2. ESG expectations are rising 

The devastating effects of the climate crisis aren’t going anywhere. At the end of one year defined by record temperatures and extreme, damaging meteorological events, we find ourselves at the start of another experiencing the hottest February ever. The crisis urgently requires action to protect global ecosystems and communities.

For insurers worldwide, these developments are driving both ESG policy revisions and investment into technology. Using machine learning and AI, insurtech will likely prioritise improvements in risk modelling to address uncertainties related to climate. Furthermore, insurers must focus on enhancing transparency and building trust in their communication with customers. 

3. Times are tough, y’all 

The insurance industry, notably in the US non-life market, is facing the least forgiving market conditions in a generation.

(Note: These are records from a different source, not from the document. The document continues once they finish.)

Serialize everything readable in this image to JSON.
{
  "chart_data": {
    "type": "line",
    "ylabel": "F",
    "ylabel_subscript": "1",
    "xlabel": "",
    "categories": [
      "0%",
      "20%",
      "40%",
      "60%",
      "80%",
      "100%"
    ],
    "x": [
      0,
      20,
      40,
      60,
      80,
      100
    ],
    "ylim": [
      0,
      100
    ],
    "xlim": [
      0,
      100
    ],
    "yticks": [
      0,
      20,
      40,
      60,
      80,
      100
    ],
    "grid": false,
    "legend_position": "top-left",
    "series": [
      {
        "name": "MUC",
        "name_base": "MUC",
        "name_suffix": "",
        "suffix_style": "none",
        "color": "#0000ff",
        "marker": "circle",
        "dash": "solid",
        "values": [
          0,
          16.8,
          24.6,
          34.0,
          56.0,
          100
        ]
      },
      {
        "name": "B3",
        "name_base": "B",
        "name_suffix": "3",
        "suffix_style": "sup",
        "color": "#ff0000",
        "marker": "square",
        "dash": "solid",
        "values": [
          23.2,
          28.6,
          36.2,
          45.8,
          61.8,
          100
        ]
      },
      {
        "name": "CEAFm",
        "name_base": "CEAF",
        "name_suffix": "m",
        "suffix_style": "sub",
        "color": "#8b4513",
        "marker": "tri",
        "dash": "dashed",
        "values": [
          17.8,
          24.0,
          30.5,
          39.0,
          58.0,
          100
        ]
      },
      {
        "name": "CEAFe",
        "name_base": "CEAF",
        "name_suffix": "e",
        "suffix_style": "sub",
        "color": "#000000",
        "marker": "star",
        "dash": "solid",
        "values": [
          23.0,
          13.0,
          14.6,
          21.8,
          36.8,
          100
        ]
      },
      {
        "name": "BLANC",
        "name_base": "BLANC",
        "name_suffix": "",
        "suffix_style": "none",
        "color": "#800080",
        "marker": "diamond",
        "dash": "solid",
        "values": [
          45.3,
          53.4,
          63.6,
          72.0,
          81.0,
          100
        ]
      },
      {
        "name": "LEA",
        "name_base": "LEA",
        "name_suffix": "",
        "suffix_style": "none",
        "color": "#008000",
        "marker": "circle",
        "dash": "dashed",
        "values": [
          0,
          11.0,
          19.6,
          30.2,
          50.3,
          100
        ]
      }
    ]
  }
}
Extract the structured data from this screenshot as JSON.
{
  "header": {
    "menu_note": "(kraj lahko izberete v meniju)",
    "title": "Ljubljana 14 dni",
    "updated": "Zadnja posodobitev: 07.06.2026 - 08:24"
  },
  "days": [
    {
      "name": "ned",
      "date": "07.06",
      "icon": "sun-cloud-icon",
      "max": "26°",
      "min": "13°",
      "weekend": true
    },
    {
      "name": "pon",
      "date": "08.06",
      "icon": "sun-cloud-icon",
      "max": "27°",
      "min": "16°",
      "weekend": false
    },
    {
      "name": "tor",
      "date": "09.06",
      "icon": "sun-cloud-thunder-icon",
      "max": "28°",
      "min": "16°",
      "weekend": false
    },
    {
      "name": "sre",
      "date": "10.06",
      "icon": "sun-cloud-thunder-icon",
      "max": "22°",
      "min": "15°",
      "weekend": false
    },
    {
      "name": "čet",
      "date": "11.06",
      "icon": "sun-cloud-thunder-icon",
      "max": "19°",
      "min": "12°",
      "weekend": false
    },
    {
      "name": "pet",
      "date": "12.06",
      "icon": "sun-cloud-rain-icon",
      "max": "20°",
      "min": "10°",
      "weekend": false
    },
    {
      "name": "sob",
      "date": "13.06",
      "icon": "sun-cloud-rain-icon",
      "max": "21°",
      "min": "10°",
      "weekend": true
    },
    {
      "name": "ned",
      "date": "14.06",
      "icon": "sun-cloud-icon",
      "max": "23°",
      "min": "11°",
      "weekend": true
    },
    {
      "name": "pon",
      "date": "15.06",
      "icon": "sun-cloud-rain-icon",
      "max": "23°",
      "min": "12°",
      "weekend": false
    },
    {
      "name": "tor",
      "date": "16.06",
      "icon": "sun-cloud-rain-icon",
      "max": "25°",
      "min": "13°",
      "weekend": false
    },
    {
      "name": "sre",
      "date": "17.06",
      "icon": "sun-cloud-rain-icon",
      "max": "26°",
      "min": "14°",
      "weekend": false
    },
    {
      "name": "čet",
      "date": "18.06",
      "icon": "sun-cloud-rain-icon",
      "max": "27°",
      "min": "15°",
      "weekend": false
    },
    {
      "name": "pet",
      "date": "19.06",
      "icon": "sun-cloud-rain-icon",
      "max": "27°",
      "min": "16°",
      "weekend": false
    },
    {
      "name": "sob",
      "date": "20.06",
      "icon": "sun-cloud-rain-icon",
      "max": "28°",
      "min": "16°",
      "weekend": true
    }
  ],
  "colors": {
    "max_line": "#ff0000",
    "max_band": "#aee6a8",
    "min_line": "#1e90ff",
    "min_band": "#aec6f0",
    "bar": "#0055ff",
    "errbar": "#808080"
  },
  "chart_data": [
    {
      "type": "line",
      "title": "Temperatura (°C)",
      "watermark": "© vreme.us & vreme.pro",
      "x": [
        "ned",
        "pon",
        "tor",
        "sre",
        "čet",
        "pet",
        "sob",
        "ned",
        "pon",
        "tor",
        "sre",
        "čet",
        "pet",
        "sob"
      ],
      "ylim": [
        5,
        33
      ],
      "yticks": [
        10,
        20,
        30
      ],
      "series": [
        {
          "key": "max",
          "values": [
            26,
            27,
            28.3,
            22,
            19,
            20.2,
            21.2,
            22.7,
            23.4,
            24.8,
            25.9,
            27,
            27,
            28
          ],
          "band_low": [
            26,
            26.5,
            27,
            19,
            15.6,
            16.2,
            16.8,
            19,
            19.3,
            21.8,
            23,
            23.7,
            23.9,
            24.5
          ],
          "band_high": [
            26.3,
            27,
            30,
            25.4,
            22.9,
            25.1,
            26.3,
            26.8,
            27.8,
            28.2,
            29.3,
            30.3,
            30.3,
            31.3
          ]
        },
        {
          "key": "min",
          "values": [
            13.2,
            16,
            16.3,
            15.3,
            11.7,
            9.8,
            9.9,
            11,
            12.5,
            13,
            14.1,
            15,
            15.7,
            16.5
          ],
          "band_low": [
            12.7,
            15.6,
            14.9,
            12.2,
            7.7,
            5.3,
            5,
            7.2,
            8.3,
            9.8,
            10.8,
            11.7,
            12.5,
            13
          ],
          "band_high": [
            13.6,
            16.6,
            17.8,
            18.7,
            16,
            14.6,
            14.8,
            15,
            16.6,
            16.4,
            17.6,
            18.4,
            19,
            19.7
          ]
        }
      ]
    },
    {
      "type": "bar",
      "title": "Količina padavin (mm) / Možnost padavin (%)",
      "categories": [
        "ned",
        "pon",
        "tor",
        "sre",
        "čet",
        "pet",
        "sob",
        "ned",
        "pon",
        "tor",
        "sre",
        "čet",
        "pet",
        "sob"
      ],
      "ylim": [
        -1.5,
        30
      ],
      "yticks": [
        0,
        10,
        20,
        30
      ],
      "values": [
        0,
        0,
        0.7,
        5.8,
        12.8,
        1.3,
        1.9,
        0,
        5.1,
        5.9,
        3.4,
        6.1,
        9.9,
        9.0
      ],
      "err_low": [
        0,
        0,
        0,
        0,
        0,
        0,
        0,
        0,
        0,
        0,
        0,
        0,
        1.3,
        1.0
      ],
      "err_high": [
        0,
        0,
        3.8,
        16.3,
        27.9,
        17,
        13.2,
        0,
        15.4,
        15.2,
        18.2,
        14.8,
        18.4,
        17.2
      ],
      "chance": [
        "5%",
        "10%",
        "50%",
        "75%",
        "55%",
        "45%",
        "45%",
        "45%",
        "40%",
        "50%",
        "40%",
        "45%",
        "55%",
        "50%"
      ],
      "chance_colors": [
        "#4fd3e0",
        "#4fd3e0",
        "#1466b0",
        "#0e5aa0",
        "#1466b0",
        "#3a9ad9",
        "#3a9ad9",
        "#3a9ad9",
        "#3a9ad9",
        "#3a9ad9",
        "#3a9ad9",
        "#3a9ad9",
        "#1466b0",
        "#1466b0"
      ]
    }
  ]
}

Insurers are facing the formidable task of swiftly increasing prices to offset the substantial rise in expenses, a challenge that is projected to become even more demanding as the industry adapts to these harsh market realities. 

Moreover, reinsurance rates are expected to stay elevated, adding further complexity to the landscape for insurers. In this challenging market environment characterised by rising prices, insurers must carefully navigate between maintaining profitability and ensuring affordability for consumers. The heightened reinsurance rates may prompt carriers to reevaluate their approaches to risk-sharing.